Sign up to our newsletter Community Matters

Museum archives: George Hatcher’s Possessions

In 1706 George Hatcher had a serious cash flow problem. George and his wife Ann had one child, Jane, baptized in 1702 and there was another on the way. He is described in the baptismal records as a 'poor labourer', so the parish clerk was identifying him as being in the very poorest occupation.

George, therefore, was a man with limited resources, but the Hatcher family had been Steyning people for a hundred years and he was the occupier of a house. As such he was liable to pay the rate for the relief of the poor of the parish.

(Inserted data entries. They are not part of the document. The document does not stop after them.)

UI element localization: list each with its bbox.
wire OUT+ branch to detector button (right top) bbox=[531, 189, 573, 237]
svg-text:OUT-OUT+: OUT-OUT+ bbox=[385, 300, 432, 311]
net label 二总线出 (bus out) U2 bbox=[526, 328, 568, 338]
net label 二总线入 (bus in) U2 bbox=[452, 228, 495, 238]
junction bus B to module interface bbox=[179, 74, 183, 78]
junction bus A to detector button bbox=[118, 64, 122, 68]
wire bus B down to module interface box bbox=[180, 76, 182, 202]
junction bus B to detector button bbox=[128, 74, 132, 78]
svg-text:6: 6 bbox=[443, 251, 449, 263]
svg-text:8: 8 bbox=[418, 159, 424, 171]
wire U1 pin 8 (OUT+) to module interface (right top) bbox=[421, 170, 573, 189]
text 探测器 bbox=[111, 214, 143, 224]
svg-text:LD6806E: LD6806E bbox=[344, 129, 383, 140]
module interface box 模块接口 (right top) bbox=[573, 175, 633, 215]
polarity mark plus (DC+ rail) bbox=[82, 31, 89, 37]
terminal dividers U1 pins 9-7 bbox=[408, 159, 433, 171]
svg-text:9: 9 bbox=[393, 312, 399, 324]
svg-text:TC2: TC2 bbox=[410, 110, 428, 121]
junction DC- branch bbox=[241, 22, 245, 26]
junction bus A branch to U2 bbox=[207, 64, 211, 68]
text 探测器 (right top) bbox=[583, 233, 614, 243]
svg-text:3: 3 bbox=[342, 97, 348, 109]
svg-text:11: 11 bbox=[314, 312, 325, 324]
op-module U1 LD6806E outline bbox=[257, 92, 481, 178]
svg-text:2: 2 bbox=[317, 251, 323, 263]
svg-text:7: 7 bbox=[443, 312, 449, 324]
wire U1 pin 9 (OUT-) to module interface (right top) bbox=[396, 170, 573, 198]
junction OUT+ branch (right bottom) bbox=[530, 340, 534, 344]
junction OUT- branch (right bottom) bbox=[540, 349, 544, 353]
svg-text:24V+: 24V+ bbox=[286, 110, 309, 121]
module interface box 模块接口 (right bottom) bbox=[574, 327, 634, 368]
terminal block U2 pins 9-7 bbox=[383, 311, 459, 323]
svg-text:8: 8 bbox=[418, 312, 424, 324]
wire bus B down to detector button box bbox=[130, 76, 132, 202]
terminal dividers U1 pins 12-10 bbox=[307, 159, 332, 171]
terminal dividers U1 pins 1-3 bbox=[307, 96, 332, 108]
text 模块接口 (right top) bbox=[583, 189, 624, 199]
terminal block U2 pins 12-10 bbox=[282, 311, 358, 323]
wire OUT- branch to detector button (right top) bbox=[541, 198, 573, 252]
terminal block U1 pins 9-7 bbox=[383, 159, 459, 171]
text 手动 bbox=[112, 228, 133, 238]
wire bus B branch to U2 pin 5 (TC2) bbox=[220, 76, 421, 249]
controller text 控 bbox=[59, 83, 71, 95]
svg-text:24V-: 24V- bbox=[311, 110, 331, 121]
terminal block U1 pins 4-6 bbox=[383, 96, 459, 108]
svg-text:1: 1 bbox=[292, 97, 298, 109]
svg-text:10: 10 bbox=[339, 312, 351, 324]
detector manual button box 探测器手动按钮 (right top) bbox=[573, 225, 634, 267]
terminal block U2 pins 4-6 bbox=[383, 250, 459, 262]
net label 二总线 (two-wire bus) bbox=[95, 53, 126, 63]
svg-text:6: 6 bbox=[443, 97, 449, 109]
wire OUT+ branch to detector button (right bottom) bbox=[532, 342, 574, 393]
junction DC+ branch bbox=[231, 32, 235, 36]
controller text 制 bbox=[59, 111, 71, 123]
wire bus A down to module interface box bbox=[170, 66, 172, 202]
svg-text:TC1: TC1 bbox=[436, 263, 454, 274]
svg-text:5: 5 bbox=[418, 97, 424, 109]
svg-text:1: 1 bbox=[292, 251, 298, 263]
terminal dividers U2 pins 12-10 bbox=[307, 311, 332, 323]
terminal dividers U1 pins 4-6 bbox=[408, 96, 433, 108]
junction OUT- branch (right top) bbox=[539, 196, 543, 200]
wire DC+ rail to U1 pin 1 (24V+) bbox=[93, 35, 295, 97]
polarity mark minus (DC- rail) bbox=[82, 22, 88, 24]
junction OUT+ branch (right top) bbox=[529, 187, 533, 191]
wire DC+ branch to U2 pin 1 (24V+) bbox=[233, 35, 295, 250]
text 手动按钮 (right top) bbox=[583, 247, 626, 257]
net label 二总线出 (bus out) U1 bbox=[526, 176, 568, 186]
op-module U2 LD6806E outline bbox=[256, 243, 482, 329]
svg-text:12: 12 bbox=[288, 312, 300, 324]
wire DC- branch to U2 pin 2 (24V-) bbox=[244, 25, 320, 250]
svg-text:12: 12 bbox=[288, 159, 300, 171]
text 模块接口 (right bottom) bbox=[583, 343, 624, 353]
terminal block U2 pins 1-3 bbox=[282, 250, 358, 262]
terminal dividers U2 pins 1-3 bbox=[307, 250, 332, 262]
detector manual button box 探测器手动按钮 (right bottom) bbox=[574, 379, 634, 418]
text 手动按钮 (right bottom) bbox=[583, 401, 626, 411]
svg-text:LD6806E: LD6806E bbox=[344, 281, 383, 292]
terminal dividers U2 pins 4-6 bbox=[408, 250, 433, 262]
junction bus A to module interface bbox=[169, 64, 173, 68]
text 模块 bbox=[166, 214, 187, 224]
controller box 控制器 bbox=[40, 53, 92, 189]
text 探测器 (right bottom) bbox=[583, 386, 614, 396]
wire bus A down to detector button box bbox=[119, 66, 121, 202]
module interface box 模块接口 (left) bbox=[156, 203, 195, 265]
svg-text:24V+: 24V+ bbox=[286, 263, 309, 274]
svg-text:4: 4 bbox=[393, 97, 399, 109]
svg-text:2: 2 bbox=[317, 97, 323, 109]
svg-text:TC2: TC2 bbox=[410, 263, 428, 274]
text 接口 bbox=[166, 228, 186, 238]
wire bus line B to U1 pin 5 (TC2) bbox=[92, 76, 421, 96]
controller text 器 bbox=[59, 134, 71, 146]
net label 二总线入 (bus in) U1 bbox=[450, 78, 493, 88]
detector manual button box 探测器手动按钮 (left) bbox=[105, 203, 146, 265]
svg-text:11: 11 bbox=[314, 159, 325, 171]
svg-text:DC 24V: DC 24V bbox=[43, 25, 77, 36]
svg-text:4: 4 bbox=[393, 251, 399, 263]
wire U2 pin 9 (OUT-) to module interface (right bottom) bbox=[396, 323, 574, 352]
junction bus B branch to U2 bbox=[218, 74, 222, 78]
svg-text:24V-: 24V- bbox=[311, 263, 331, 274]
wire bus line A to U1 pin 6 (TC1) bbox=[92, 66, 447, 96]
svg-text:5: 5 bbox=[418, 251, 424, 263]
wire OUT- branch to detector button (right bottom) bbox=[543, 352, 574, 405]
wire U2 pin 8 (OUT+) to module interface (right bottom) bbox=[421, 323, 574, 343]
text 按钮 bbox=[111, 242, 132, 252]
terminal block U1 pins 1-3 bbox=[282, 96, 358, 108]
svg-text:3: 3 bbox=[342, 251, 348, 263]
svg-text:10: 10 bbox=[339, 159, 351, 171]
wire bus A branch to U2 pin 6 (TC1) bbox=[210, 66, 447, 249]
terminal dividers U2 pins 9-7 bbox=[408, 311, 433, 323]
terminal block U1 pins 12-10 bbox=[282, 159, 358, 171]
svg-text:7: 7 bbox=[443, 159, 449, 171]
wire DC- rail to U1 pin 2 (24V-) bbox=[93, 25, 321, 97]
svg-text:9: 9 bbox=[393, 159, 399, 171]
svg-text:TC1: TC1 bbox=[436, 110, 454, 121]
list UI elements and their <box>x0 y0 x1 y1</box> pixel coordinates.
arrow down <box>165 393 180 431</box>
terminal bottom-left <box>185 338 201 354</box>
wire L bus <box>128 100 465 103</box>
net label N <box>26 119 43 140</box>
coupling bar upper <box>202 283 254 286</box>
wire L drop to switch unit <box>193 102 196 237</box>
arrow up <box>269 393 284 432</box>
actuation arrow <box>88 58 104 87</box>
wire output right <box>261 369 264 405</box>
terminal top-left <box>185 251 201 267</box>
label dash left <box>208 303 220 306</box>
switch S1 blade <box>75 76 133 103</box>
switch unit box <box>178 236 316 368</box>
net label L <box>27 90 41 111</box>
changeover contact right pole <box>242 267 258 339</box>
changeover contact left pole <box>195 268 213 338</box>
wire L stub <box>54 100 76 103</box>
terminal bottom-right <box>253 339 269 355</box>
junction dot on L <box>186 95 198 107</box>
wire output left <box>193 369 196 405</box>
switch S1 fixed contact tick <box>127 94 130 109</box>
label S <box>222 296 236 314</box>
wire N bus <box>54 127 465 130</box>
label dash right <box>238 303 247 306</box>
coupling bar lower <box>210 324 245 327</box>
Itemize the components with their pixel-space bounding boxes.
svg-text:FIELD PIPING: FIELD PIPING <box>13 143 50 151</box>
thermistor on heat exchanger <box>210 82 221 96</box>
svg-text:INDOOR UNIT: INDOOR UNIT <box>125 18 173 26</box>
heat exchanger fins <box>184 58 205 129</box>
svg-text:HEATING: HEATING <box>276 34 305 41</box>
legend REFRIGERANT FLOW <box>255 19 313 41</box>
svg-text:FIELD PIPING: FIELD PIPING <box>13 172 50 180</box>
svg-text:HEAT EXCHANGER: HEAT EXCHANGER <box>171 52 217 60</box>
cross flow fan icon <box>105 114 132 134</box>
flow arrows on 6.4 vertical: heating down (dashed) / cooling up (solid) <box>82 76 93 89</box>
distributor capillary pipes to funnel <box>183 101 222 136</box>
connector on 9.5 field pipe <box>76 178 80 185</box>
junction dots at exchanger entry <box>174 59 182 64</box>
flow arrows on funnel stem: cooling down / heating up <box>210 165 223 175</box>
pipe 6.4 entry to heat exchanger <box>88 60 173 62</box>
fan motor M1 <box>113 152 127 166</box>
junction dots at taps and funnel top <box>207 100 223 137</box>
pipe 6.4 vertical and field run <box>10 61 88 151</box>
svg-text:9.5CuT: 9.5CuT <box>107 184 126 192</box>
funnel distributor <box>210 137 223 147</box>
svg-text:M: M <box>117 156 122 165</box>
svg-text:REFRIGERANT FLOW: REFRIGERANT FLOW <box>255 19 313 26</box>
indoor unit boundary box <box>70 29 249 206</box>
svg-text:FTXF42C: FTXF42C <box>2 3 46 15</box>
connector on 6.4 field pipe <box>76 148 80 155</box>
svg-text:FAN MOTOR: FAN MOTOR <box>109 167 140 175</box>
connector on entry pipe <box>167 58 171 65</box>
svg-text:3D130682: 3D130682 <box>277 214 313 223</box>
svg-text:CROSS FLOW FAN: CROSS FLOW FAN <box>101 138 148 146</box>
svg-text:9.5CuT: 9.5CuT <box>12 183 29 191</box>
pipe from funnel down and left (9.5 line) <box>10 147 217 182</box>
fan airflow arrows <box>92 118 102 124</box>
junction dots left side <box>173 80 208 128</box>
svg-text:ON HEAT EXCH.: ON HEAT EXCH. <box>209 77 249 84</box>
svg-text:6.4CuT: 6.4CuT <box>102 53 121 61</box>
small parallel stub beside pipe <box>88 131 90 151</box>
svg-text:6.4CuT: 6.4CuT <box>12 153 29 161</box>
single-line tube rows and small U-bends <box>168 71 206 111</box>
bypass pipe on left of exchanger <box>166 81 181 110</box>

He was only required to find 'two shillings and nine pence ¾' but he couldn’t do it. So, in March 1706, with his wife 4 months pregnant with their second child, he was summoned to 'personally appear before two of Her Majesty’s Justices of the Peace, as shall be present at the White Horse Inn . . to show cause why you refuse to pay the Rate of Assessment.' After the hearing the justices declared that he 'hath shewn no cause why he should not pay the same.'

A warrant was issued for the distraint 'of the goods and chattels of the said George Hatcher' and the task of seizing his goods fell to the two overseers of the poor, Michael Longmer and Thomas Swain. Longmer was a carpenter by trade and Swain a 'chandeler' and, in such a small town they would have known George Hatcher. Moreover, they both had young children of a similar age to George’s so may well have had some fellow feeling for him.

But their task was to seize the goods and chattels and sell them for the good of the parish and, after collecting the debt of 2s 9¾d and making allowance for any expenses, to return any surplus money to the Hatcher family. So, in March 1706, they did this and, in the process, made a careful list of George’s possessions.

For someone struggling to pay 2s 9¾d there were a surprising number of them '2 pr tongs, 1 slipe, 1 pot hook, 1 grid iron, 1 flock bed and Things belonging to it, 1 chest, 2 boxes, a woollen wheell, 1 brass ketle and warming pan, 1 skillet, 1 nine gallon vesel and a ronlet, 1 eared tub, 1 round tub, 1 tray, 2 poridge pots, 2 pails, 4 chaires a table and form, 1 cupbord and a wooden Cradle, 1 tin pudding pan, 5 peuter dishes, 1 flagon, 3 peuter porringers, 1 pie place, 1 tin pudding pan, 1 dozen of dishes and spoons, a wooden plater and bowle, 1 brass frying pan. Sum husbandry Toolls not All At home'.

We see that they had a cradle as well as their bed – though that was probably quite lumpy as it was stuffed with coarse wool or cut up pieces of old cloth, rather than with feathers. Ann had a spinning wheel and there were a good many cooking items for use on an open fire. Some of the unusual objects one can guess at, so an 'eared tub' would, in all likelihood, have been a wooden tub with handles protruding from the rim. A 'ronlet', as it is coupled in the list with a 'nine gallon vesel', may be another container, but there are no clues to the identity of a 'slipe'. For the Rev. Parish in his Dictionary of Sussex Dialect it was a verb meaning 'to take off the outside cover of something – particularly bark from trees' so maybe it was a tool to do this; a tool that would have been needed in the tannery.

The picture conjured up is of a family which, although they did have basic assets which might have been sold, couldn’t face the prospect of struggling with fewer and fewer resources each year. Although the sale of the spinning wheel alone could have provided the money they needed, perhaps George was improvident with what money he had and that the family actually relied on what Ann could earn by spinning wool.